Posted: Wednesday, October 23, 2002

October is a month of change. The tourists are gone and the shops that cater to them closed. The kids have been back in school and are deep into their winter routine. Our weather is getting colder and we are getting out the winter clothing. Oil in the car needs to be changed, and speaking of oil what about winterizing the airplane.

Some suggestions that came from an airworthiness inspector in the office might be beneficial to your aircraft. Drain the oil and put new oil in before storing the airplane. Acids build up in oil as it is used and could damage the engine. Take the spark plugs out of the engine and spray the pistons with a lightweight oil product, then replace the plugs. Leave gas in the tank topped off to prevent moisture condensation. In a cold climate, especially near salt water, it is a good idea to cover the engine cowling to prevent corrosion from forming. Clean the prop and put on a coat of wax to protect it from corrosion. Resist the urge to run the airplane engine during the winter. The oil that you put in at the beginning of winter becomes used oil and therefor acidic.

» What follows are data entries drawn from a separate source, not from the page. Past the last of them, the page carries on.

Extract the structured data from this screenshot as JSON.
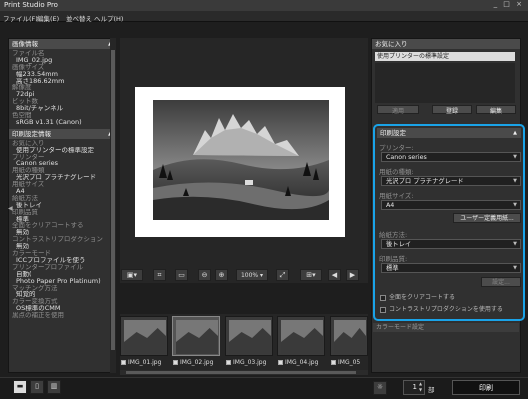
{
  "app": {
    "title": "Print Studio Pro",
    "window_controls": "_ □ ×"
  },
  "menu": [
    "ファイル(F)",
    "編集(E)",
    "並べ替え",
    "ヘルプ(H)"
  ],
  "left": {
    "section1_title": "画像情報",
    "info": [
      {
        "k": "ファイル名",
        "v": "IMG_02.jpg"
      },
      {
        "k": "画像サイズ",
        "v": "幅233.54mm"
      },
      {
        "k": "",
        "v": "高さ186.62mm"
      },
      {
        "k": "解像度",
        "v": "72dpi"
      },
      {
        "k": "ビット数",
        "v": "8bit/チャンネル"
      },
      {
        "k": "色空間",
        "v": "sRGB v1.31 (Canon)"
      }
    ],
    "section2_title": "印刷設定情報",
    "settings": [
      {
        "k": "お気に入り",
        "v": "使用プリンターの標準設定"
      },
      {
        "k": "プリンター",
        "v": "Canon          series"
      },
      {
        "k": "用紙の種類",
        "v": "光沢プロ プラチナグレード"
      },
      {
        "k": "用紙サイズ",
        "v": "A4"
      },
      {
        "k": "給紙方法",
        "v": "後トレイ"
      },
      {
        "k": "印刷品質",
        "v": "標準"
      },
      {
        "k": "全面をクリアコートする",
        "v": "無効"
      },
      {
        "k": "コントラストリプロダクション",
        "v": "無効"
      },
      {
        "k": "カラーモード",
        "v": "ICCプロファイルを使う"
      },
      {
        "k": "プリンタープロファイル",
        "v": "自動(           "
      },
      {
        "k": "",
        "v": "Photo Paper Pro Platinum)"
      },
      {
        "k": "マッチング方法",
        "v": "知覚的"
      },
      {
        "k": "カラー変換方式",
        "v": "OS標準のCMM"
      },
      {
        "k": "黒点の補正を使用",
        "v": ""
      }
    ]
  },
  "toolbar": {
    "zoom": "100%"
  },
  "thumbnails": [
    "IMG_01.jpg",
    "IMG_02.jpg",
    "IMG_03.jpg",
    "IMG_04.jpg",
    "IMG_05"
  ],
  "right": {
    "favorites_title": "お気に入り",
    "favorites_value": "使用プリンターの標準設定",
    "apply": "適用",
    "register": "登録",
    "edit": "編集",
    "print_settings_title": "印刷設定",
    "printer_label": "プリンター:",
    "printer_value": "Canon          series",
    "media_label": "用紙の種類:",
    "media_value": "光沢プロ プラチナグレード",
    "size_label": "用紙サイズ:",
    "size_value": "A4",
    "custom_size": "ユーザー定義用紙...",
    "feed_label": "給紙方法:",
    "feed_value": "後トレイ",
    "quality_label": "印刷品質:",
    "quality_value": "標準",
    "quality_settings": "設定...",
    "clear_coat": "全面をクリアコートする",
    "contrast": "コントラストリプロダクションを使用する",
    "color_section": "カラーモード設定"
  },
  "bottom": {
    "copies": "1",
    "unit": "部",
    "print": "印刷"
  },
  "highlight_color": "#1aa3e8"
}
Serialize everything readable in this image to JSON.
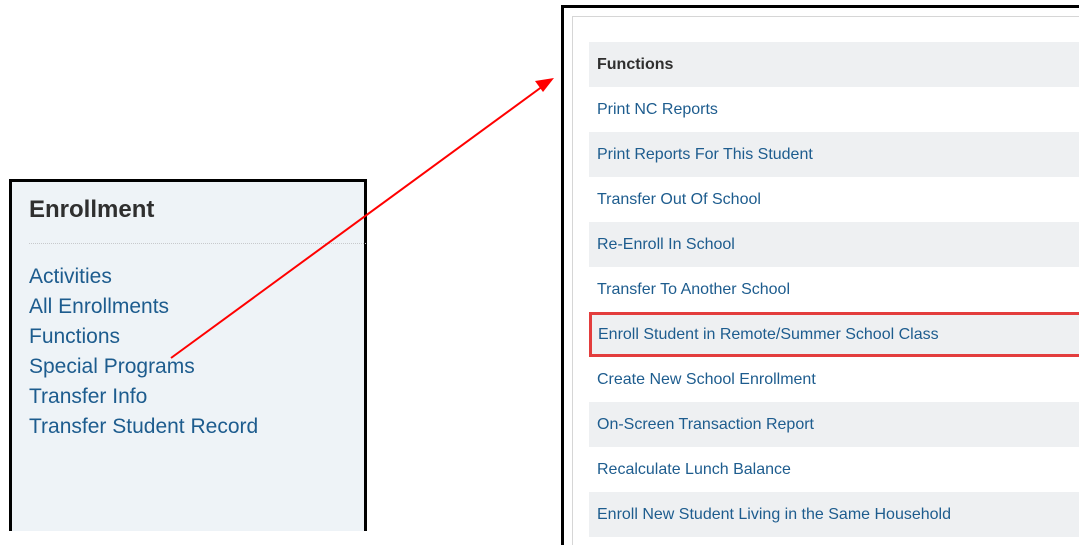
{
  "enrollment": {
    "title": "Enrollment",
    "links": [
      "Activities",
      "All Enrollments",
      "Functions",
      "Special Programs",
      "Transfer Info",
      "Transfer Student Record"
    ]
  },
  "functions": {
    "header": "Functions",
    "items": [
      "Print NC Reports",
      "Print Reports For This Student",
      "Transfer Out Of School",
      "Re-Enroll In School",
      "Transfer To Another School",
      "Enroll Student in Remote/Summer School Class",
      "Create New School Enrollment",
      "On-Screen Transaction Report",
      "Recalculate Lunch Balance",
      "Enroll New Student Living in the Same Household"
    ]
  },
  "colors": {
    "link": "#1d5c8e",
    "highlight": "#e33d3d",
    "arrow": "#ff0000",
    "panel_bg": "#eef3f7"
  }
}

Check the fuselage for leaks around doors and windows. Mildew can form and can be a mess to remove. Water seeping in can ruin radios and upholstery. When water freezes it can cause unnecessary expensive repairs. Cover the airplane if it will not be in a hangar for the winter. Damage can result from snowloads that are not removed over the course of the winter.

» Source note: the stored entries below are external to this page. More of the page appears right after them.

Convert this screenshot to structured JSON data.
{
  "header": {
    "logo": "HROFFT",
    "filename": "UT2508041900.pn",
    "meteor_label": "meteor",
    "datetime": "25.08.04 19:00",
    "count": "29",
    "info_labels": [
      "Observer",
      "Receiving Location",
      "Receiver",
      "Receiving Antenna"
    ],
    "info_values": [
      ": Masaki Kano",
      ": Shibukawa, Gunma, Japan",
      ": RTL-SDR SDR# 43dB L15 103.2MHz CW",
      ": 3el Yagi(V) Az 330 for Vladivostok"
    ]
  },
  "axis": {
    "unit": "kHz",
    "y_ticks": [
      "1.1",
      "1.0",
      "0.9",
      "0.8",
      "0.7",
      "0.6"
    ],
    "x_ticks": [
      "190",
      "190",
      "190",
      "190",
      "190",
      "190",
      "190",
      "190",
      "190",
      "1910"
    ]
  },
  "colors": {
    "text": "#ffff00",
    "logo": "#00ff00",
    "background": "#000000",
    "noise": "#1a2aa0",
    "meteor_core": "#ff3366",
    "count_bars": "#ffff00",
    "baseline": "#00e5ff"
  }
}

If you are flying this winter, be careful to remove all snow and frost prior to flight. Frost and ice on the leading edge of a wing or tail surface can reduce or destroy lift altogether. Sweeping the surface with a broom works on dry snow but has little or no effect on frost accumulation. You can polish frost to a smooth surface, but as a precaution it is important to follow the instructions in the aircraft manual. Warm water can be used to de-ice if you dry the control surfaces sufficiently to prevent the hinges from freezing in flight. Concentrated de-icing fluid can be purchased and after diluting it may be applied with a hand sprayer.

Before every flight be sure to check the control surface travel. Full deflection will confirm that no ice formed at the hinge-points. Follow the manufactures suggested cold start procedures. Some pilots over-prime engine to thin the oil before start. It might work but could cause a fire. Know where your fire extinguisher is located and be certain that you understand how to use it. Pre-heat the engine on exceptionally cold days using an approved pre-heating method. Engines and accessories have been destroyed as a result of the improper application of pre-heat.

When you do fly on those cold crystal clear days we have in the dead of winter, be sure to get weather updates. Be prepared and enjoy the beauty of Southeast Alaska covered in glistening snow.

Patricia Mattison is the safety program manager for Juneau Flight Standards.